Unless I am misinformed the Minister of Justice has power to direct the attorney general to lay an information, and I cannot see why this step has not been taken in regard to this case, with which the Department of Justice has greatly concerned itself. Whether or not the door is closed to this woman getting anything in the way of compensation, through the last letter from the Secretary of State for the United States, I do not know, but a glaring wrong has been done in the Dominion of Canada. Our law has been broken, altogether apart from the question of reparation, a crime has been committed in this country by an officer of the American government, and up to the present time no prosecution has taken place. I would ask the Prime Minister to see to it that our representative in Washington, reopens this matter with the authorities of the United States; it is sufficiently serious to be proceeded with. "Let justice be done though the heavens fall" is an old, accepted maxim, but at the present moment we have a condition which permits an official of the United States government to come into Canada and slay a man in cold blood, and no prosecution has yet taken place on either side of the line.

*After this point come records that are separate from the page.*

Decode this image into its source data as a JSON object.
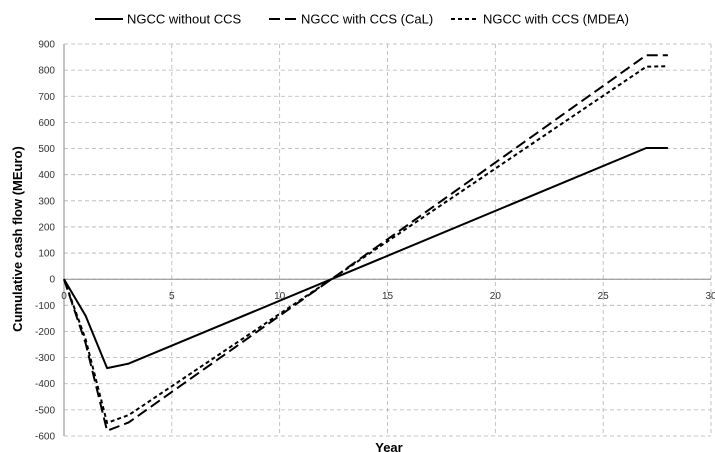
{
  "chart_data": {
    "type": "line",
    "title": "",
    "xlabel": "Year",
    "ylabel": "Cumulative cash flow (MEuro)",
    "xlim": [
      0,
      30
    ],
    "ylim": [
      -600,
      900
    ],
    "x_ticks": [
      "0",
      "5",
      "10",
      "15",
      "20",
      "25",
      "30"
    ],
    "y_ticks": [
      "900",
      "800",
      "700",
      "600",
      "500",
      "400",
      "300",
      "200",
      "100",
      "0",
      "-100",
      "-200",
      "-300",
      "-400",
      "-500",
      "-600"
    ],
    "grid": true,
    "legend_position": "top",
    "series": [
      {
        "name": "NGCC without CCS",
        "style": "solid",
        "color": "#000000",
        "points": [
          [
            0,
            0
          ],
          [
            1,
            -140
          ],
          [
            2,
            -340
          ],
          [
            3,
            -323
          ],
          [
            12.4,
            0
          ],
          [
            27,
            502
          ],
          [
            28,
            502
          ]
        ]
      },
      {
        "name": "NGCC with CCS (CaL)",
        "style": "long-dash",
        "color": "#000000",
        "points": [
          [
            0,
            0
          ],
          [
            1,
            -245
          ],
          [
            2,
            -580
          ],
          [
            3,
            -548
          ],
          [
            12.4,
            0
          ],
          [
            27,
            857
          ],
          [
            28,
            857
          ]
        ]
      },
      {
        "name": "NGCC with CCS (MDEA)",
        "style": "short-dash",
        "color": "#000000",
        "points": [
          [
            0,
            0
          ],
          [
            1,
            -230
          ],
          [
            2,
            -550
          ],
          [
            3,
            -520
          ],
          [
            12.4,
            0
          ],
          [
            27,
            813
          ],
          [
            28,
            815
          ]
        ]
      }
    ]
  }
}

I might say to my hon. friend that this matter is by no means closed. My hon. friend has referred
to a communication from the United States Secretary of State, but the government of Canada does not accept the view of the United States government in, this matter. Within the last week representations on that very point have been made anew to the United States government through our minister at Washington. As my bon. friend has intimated, the United States government hold that the shooting took plane in the United States and that the act was performed in selfdefence. We do not admit that; we contend, as my hon. friend has contended, that the act was committed on this side of the line and that it resulted in the death of an individual whose widow is now entitled to compensation, and we are pressing the claim of the widow in the name of the government of Canada. I can assure my hon. friend that this matter is receiving all the attention which the circumstances will permit at this time.
As the Minister of Justice has just said, with respect to criminal proceedings there is an obligation upon the attorney general of the province; it is not an obligation which rests with the Minister of Justice of the Dominion. As the minister has just reminded me, it is not only an obligation; the power in the matter rests with the province. If the government of Canada succeed in establishing the right of this widow to redress, I assume that of itself will be evidence that a crime has been committed, in which event I would be very much surprised if the province in which it was shown that the act had been committed did not take immediate action.